Over takeout chicken pot pies, the group — the Republican fund-raiser Fred Malek, the onetime lobbyist and Bush White House counselor Ed Gillespie, and former Vice President Dick Cheney’s daughter Mary Cheney, among others — agreed on plans for an ambitious new political machine that would marshal the resources of disparate business, nonprofit and interest groups to bring Republicans back to power this fall.
...
“A lot of what we’re doing would normally be done with the R.N.C.,” said Ms. Cheney, who is part of a group, the Alliance for America’s Future, that is working with the organizations Mr. Rove helped start on encouraging early voting in House races this fall. “There’s no money there.”
Crossroads officials say they are seeking to supplement party activities, not replace them.
In a brief interview, Mr. Rove said he was trying to help build something that would remain in place beyond November. “We want this to be durable,” he said.
...
Around the same time, Mr. Rove came up with the idea of gathering other like-minded outside groups at his home on Weaver Terrace in Northwest Washington. Calling themselves the Weaver Terrace Group in honor of that first meeting, the participants now regularly reconvene at the Crossroads offices downtown to ensure that they work in tandem and avoid overlap.
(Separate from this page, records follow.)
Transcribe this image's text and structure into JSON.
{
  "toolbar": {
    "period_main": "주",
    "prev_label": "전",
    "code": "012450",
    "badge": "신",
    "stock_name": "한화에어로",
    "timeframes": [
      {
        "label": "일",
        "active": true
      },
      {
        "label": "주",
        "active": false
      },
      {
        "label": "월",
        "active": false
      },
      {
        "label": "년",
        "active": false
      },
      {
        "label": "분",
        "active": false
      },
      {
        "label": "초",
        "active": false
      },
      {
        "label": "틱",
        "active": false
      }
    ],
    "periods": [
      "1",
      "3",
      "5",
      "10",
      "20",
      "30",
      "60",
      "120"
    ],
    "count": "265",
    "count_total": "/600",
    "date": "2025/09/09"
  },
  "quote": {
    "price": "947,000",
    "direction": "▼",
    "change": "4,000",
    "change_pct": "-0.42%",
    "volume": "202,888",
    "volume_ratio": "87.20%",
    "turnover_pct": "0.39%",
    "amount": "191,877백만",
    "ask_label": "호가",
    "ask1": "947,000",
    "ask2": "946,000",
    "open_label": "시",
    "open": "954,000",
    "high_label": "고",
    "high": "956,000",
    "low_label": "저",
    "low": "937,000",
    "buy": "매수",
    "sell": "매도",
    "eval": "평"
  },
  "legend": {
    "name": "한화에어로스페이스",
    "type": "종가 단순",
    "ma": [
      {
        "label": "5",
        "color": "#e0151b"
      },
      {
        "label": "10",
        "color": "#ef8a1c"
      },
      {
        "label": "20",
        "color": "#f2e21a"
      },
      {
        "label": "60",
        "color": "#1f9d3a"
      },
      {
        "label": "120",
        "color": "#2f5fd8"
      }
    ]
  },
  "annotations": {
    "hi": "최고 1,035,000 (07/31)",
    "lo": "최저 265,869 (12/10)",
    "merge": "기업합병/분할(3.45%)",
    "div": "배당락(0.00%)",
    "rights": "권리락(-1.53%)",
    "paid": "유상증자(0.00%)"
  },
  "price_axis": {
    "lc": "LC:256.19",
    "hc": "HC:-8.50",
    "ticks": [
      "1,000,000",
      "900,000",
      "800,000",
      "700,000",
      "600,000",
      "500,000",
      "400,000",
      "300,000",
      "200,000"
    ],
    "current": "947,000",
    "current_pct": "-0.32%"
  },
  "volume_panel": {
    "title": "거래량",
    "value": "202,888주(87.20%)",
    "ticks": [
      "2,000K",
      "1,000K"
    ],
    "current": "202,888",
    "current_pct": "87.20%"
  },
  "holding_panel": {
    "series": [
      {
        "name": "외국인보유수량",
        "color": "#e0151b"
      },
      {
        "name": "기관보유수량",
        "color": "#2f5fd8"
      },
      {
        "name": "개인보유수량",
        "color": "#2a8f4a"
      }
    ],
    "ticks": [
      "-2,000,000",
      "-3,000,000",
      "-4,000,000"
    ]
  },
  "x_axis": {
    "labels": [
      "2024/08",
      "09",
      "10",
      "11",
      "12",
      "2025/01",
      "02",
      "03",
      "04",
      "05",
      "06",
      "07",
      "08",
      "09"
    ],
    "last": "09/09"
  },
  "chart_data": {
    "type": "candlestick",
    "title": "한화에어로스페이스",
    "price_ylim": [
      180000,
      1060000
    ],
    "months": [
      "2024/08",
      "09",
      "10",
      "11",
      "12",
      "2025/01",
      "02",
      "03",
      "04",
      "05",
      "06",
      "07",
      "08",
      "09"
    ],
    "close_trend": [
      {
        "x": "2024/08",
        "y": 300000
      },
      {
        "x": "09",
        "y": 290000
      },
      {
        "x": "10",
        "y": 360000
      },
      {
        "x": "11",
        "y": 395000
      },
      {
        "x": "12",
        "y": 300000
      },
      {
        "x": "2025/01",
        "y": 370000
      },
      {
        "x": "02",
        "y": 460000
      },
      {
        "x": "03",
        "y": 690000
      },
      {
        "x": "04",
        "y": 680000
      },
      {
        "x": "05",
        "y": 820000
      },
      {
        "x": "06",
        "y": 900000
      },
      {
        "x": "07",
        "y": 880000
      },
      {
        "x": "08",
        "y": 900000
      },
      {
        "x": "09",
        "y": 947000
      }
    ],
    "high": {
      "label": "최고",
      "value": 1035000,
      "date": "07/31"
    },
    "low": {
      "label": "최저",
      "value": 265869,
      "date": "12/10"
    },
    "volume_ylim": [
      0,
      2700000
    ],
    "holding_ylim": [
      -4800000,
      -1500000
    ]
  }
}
Central to the effort is the development of a sophisticated list of voters that several of the groups share and contribute to, helping organizations like Ms. Cheney’s, for instance, to identify people likely to vote by early absentee ballot in House races.
...
Whatever battle Mr. Viguerie predicts, Mr. Duncan said the group would have staying power. “We’re going to be involved in 2012,” he said. “That’s what we’re gearing for.”
And it is using the microtargeting technique that Rove helped pioneer, as the Las Vegas Review-Journal reports:
On the Republican side, GOP-aligned groups such as American Crossroads are homing in on issue-driven Nevada voters, too. The brain trust behind the group is Karl Rove, who helped George W. Bush win a second presidential term in 2004 by using micro-targeting in 16 battleground states.
American Crossroads already is running TV ads here to boost Angle over Reid. And it plans to spend $10 million in Nevada and seven other states on get-out-the-vote efforts through Nov. 2.
Instead of putting boots on the ground, however, American Crossroads will work by mail and phone. It will focus on all Republican voters, as well as the independent voters who are most likely to go into the ballot box for this midterm election.
American Crossroads plans to use voter files and study voting patterns to deliver absentee ballots and early voting notifications to targeted Nevadans, and to persuade people to back Angle.
"In a race like this, every last factor is going to count," said Jonathan Collegio, spokesman for American Crossroads. "Micro-targeting is a system of leveraging every last bit of information into voter turnout to get your voters to the polls, whoever they may be."